An Open Letter to HHS Secretary Sebelius

We are very encouraged that the Voice of the Physician Petition has been acknowledged at the highest levels of government. After HHS (Department of Health and Human Services) Secretary Kathleen Sebelius received the petition that SRS sent to her—and simultaneously hand delivered to the HIT Policy Committee—Secretary Sebelius asked Dr. Blumenthal to respond to me. As head of the Office of the National Coordinator for Health Information Technology, Dr. Blumenthal chairs the HIT Policy Committee and, together with Secretary Sebelius, will accept or modify the recommendations on “meaningful use” and EHR certification that come from that committee and from CMS (Centers for Medicare & Medicaid Services). In the interest of continuing this conversation, I am extending the following invitation to Secretary Sebelius, as I already have to Dr. Blumenthal:

Dear Secretary Sebelius:

I received Dr. Blumenthal’s letter and was glad to hear that you appreciate the input provided in the Voice of the Physician Petition. The ability of the EHR incentives to successfully encourage widespread adoption of EHRs is inextricably linked to the belief by physicians that EHR technology is of benefit to them, as well as to all the other stakeholders in the healthcare delivery system.

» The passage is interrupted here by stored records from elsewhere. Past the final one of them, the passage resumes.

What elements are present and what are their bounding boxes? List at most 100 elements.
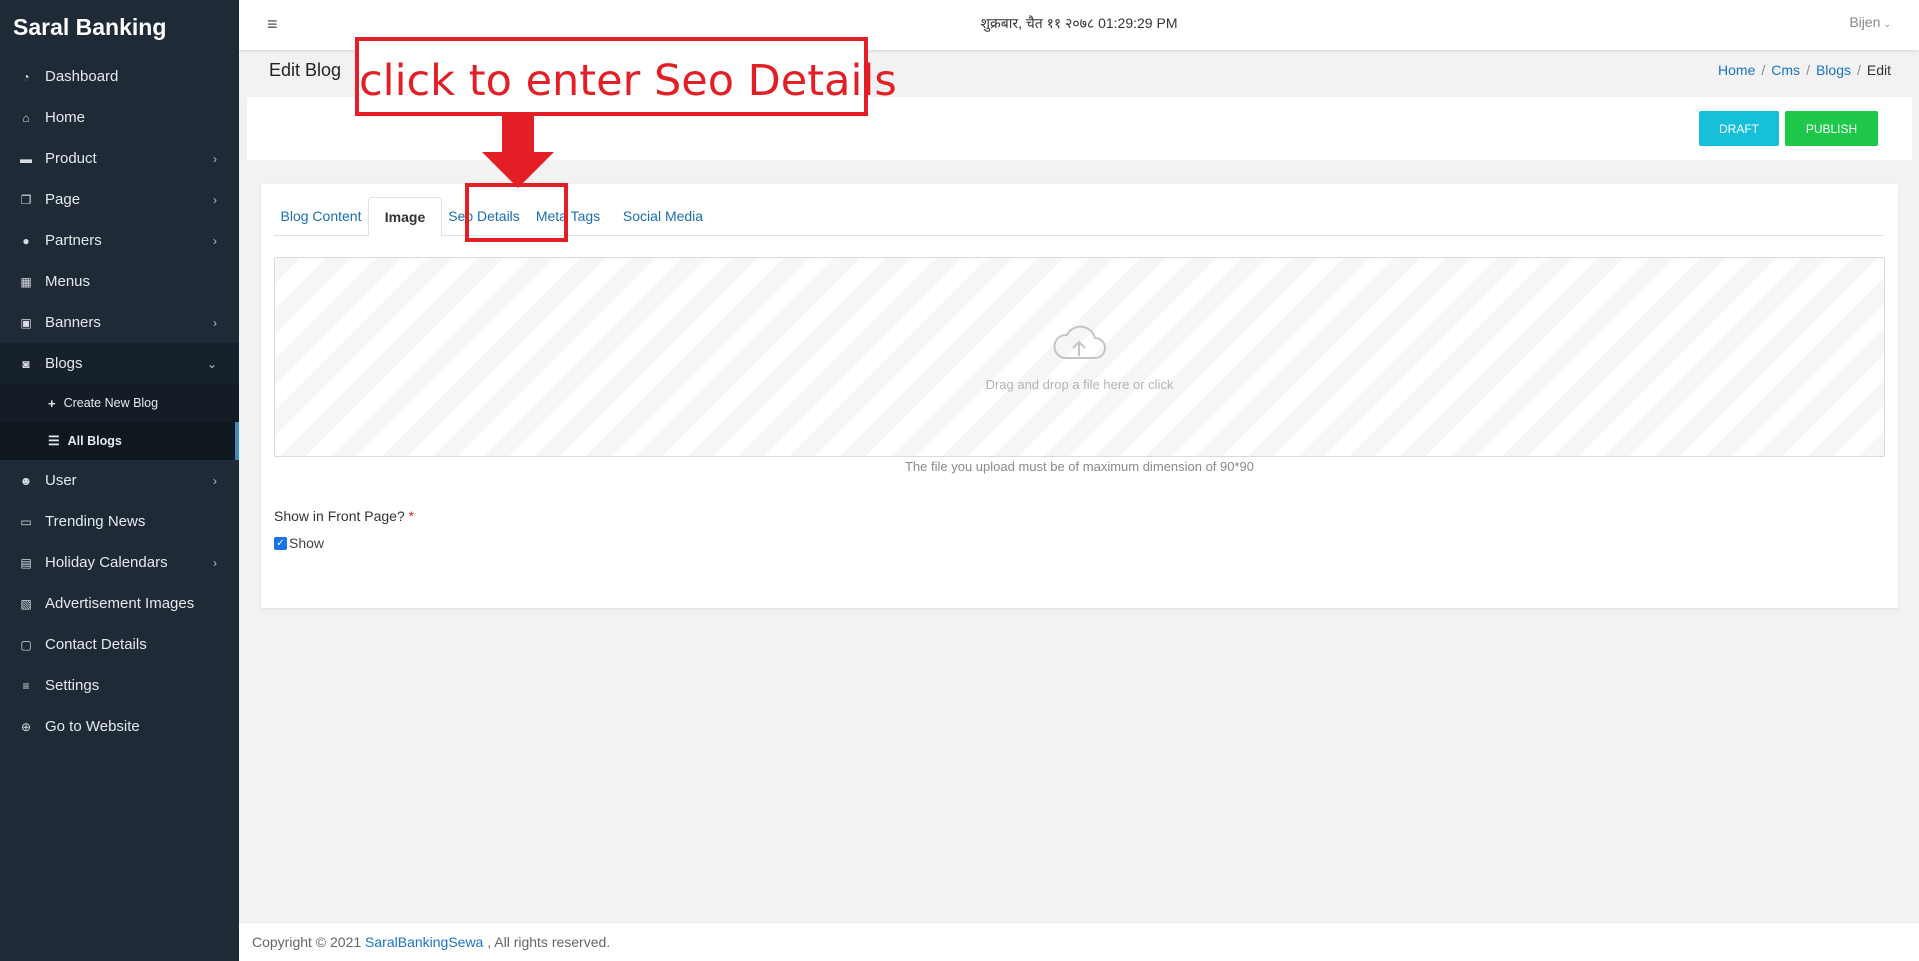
footer-rights: , All rights reserved.: [483, 934, 611, 950]
sidebar-item-label: Blogs: [45, 355, 83, 372]
ad-icon: ▧: [20, 596, 32, 611]
sidebar-item-trending-news[interactable]: ▭ Trending News: [0, 501, 239, 542]
sidebar-item-user[interactable]: ☻ User ›: [0, 460, 239, 501]
sidebar-item-label: Page: [45, 191, 81, 208]
home-icon: ⌂: [22, 110, 30, 125]
breadcrumb-cms[interactable]: Cms: [1771, 62, 1800, 78]
banners-icon: ▣: [20, 315, 32, 330]
brand-title[interactable]: Saral Banking: [0, 0, 239, 56]
tab-image[interactable]: Image: [368, 197, 442, 237]
footer: Copyright © 2021 SaralBankingSewa , All …: [239, 922, 1919, 961]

I would like to arrange a brief meeting with you to discuss these very important issues in person. As the CEO of SRS, with 12 years of experience listening to and working with front-line physicians, I can offer you some valuable insights into what community-based physicians are looking for and how they perceive the legislation—likely a different perspective than that being presented by committee members.

SRSsoft was recently named to the Inc. 5000 list of most rapidly growing companies, and was identified as one of the top 100 healthcare companies. Our success and growth is directly attributable to the fact that our EMR development is driven entirely by the needs of private-practice physicians.

As the representative of thousands of physicians who want their voices heard—SRS clients and non-clients alike—I would be happy to come to Washington to talk with you. I am confident that you would find the conversation valuable.